The stores being shuttered account for a fraction of the company’s 11,000 stores worldwide and less than 1 percent of its global revenue. Wal-Mart Stores Inc. said the store closures will affect 16,000 workers, 10,000 of them in the U.S. Its global workforce is 2.2 million, 1.4 million in the U.S. alone.
The store closures will start at the end of the month.
The announcement comes three months after Wal-Mart Stores Inc. CEO Doug McMillon told investors that the world’s largest retailer would review its fleet of stores with the goal of becoming more nimble in the face of increased competition from all fronts, including from online rival Amazon.com.
“Actively managing our portfolio of assets is essential to maintaining a healthy business,” McMillon said in a statement. “Closing stores is never an easy decision.
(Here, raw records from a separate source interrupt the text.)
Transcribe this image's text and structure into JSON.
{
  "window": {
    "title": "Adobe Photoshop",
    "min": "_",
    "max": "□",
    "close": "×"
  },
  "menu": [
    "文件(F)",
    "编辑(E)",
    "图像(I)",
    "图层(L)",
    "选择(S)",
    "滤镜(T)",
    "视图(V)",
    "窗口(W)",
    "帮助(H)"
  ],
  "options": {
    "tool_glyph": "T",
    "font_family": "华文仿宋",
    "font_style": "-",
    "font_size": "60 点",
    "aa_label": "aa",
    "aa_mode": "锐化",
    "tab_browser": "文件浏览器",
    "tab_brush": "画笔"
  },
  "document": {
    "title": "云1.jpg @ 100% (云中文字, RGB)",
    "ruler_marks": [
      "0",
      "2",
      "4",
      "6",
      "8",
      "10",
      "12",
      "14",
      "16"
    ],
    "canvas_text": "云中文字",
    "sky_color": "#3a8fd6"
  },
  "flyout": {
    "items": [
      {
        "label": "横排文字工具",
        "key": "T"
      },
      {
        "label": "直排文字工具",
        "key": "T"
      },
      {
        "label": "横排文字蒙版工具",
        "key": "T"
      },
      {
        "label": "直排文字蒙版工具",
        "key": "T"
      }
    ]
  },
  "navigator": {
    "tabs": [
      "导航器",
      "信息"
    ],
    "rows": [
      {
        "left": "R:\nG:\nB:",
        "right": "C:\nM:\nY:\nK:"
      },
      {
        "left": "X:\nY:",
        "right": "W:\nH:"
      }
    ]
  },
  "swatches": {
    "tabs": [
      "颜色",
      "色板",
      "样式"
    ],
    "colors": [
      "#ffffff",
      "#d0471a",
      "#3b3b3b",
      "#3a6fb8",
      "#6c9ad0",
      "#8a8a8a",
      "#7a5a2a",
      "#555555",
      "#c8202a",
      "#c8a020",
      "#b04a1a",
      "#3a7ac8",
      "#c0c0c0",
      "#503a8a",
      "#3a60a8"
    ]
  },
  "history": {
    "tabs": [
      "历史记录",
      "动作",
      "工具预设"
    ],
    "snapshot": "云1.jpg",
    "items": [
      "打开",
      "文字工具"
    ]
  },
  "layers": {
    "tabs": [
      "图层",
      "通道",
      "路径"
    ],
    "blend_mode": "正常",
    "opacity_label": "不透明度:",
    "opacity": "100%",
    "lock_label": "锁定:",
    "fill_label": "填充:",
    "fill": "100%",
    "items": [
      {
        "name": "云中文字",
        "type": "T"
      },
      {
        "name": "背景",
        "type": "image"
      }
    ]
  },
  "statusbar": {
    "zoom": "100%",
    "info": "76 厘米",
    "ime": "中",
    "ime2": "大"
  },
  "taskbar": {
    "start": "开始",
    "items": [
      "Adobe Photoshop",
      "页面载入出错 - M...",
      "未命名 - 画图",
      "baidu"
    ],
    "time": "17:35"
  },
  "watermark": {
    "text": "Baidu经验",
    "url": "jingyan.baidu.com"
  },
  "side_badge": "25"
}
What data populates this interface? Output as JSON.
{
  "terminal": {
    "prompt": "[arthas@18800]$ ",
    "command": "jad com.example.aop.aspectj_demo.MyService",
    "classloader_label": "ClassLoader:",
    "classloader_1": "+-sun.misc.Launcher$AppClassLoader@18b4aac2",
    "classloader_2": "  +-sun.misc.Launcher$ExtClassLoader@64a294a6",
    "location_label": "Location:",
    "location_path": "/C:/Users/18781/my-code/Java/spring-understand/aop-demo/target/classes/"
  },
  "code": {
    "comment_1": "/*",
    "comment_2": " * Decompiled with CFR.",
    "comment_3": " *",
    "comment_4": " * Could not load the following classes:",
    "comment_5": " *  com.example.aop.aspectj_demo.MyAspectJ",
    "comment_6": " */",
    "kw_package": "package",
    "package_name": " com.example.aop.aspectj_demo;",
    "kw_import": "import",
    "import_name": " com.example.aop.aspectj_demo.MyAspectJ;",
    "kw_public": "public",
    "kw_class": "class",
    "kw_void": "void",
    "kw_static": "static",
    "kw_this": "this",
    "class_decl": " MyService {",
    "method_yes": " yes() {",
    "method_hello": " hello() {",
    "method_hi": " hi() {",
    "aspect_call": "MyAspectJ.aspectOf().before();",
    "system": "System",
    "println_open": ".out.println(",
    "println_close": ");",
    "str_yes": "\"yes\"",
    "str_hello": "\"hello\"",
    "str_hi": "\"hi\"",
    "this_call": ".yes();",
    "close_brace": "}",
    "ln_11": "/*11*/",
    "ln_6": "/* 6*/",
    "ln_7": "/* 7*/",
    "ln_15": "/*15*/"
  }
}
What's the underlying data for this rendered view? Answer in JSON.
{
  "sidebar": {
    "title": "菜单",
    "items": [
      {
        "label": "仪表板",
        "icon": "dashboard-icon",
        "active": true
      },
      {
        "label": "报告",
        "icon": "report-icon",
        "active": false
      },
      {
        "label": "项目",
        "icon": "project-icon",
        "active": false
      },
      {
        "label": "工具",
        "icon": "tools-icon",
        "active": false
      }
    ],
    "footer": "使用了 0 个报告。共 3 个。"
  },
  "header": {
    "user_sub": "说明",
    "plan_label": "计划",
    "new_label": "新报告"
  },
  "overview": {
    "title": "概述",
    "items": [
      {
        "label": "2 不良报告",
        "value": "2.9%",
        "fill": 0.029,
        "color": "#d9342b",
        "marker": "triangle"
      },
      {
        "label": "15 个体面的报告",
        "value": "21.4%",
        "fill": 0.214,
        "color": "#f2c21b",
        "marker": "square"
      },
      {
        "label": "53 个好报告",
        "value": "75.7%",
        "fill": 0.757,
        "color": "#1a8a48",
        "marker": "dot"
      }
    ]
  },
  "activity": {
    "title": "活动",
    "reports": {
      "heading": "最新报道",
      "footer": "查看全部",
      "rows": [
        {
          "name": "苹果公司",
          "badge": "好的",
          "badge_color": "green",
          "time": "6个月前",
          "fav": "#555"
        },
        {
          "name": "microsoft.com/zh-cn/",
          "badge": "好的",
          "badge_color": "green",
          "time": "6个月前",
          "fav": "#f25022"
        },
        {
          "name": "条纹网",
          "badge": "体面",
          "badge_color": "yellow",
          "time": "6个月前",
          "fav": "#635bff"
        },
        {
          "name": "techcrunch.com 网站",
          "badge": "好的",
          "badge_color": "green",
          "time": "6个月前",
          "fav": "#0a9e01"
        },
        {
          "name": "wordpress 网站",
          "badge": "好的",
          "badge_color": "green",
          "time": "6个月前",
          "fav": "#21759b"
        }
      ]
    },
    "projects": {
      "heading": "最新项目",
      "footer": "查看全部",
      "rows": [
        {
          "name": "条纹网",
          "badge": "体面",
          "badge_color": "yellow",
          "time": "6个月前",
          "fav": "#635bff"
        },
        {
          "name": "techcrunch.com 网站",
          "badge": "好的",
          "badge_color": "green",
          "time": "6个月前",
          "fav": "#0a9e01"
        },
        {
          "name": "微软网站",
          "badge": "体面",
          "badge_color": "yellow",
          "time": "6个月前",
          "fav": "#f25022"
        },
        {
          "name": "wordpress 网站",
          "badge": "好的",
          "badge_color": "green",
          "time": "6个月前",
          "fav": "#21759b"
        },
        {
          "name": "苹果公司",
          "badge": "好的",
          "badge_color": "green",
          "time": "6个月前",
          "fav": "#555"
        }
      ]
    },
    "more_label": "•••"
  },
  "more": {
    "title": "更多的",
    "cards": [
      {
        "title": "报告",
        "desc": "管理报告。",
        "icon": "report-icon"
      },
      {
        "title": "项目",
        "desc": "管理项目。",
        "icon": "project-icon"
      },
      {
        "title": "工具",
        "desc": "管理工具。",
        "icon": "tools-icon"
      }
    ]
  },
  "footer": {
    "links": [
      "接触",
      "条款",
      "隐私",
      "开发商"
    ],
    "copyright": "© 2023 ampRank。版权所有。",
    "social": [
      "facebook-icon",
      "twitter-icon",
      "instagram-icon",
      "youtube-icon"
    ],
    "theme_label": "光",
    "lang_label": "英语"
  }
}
But it is necessary to keep the company strong and positioned for the future.”
Michael Exstein, an analyst at Credit Suisse, described the moves as “baby steps” in his report published Friday, but he believes they are positive ones. He noted that this is the first mass closing that Wal-Mart has announced in at least two decades.
“It is a sign that Wal-Mart has begun the process of dealing with unproductive locations in a much more tangible and coherent way,” he wrote.” But we continue to believe that Wal-Mart needs a much larger restructuring of its store base in order to narrow its focus as it seeks to improve its sales and returns, especially internationally.”
Wal-Mart has seen sales perk up for a key revenue measure for the last few quarters in its U.S. business. But it warned last October that its earnings for the fiscal year starting next month will be down as much as 12 percent as it invests further in online operations and pours money into improving customers’ experience in the stores. The company has been building bigger fulfillment centers devoted to e-commerce orders and expanding online services.
Of the 154 store closures in the U.S., 102 of them are under the Wal-Mart Express name, which were opened as a test in 2011. Wal-Mart operates more than 4,500 stores in the U.S.
Wal-Mart Express marked the retailer’s first entry into the convenience store arena. The stores sell essentials like toothpaste. But the concept never caught on as the stores served the same purpose as Wal-Mart’s larger Neighborhood Markets: fill-in trips and prescription pickups.
Also covered in the closures are 23 Neighborhood Markets, 12 supercenters, seven stores in Puerto Rico, six discount stores and four Sam’s Clubs.
More than 95 percent of the stores set to be closed in the U.S. are within 10 miles of another Wal-Mart. The Bentonville, Arkansas, company said it is working to ensure that workers are placed in nearby locations.
Wal-Mart will now focus in the U.S. on super centers, Neighborhood Markets, the e-commerce business and pickup services for shoppers.
The retailer said it also closed 60 loss-making locations in Brazil, which accounts for 5 percent of sales in that market. Wal-Mart, which operated 558 stores in Brazil before the closures, has struggled as the economy there has soured. Its Every Day Low price strategy has also not been able to break against heavy promotions from key rivals.
The remaining 55 stores are spread elsewhere in Latin America.
Wal-Mart said that it’s still sticking to its plan announced last year to open 50 to 60 supercenters, 85 to 95 Neighborhood Markets and 7 to 10 Sam’s Clubs in the U.S. during the fiscal year that begins Feb. 1. Outside the U.S., Wal-Mart plans to open 200 to 240 stores.
The financial impact of the closures is expected to be 20 cents to 22 cents per share from continuing operations, with about 19 cents to 20 cents expected to affect the current fourth quarter. The company is scheduled to release fourth-quarter and full-year results on Feb. 18.
Shares of Wal-Mart Stores Inc. fell $1.13, or 1.8 percent, to close at $61.93 amid a broad market sell-off.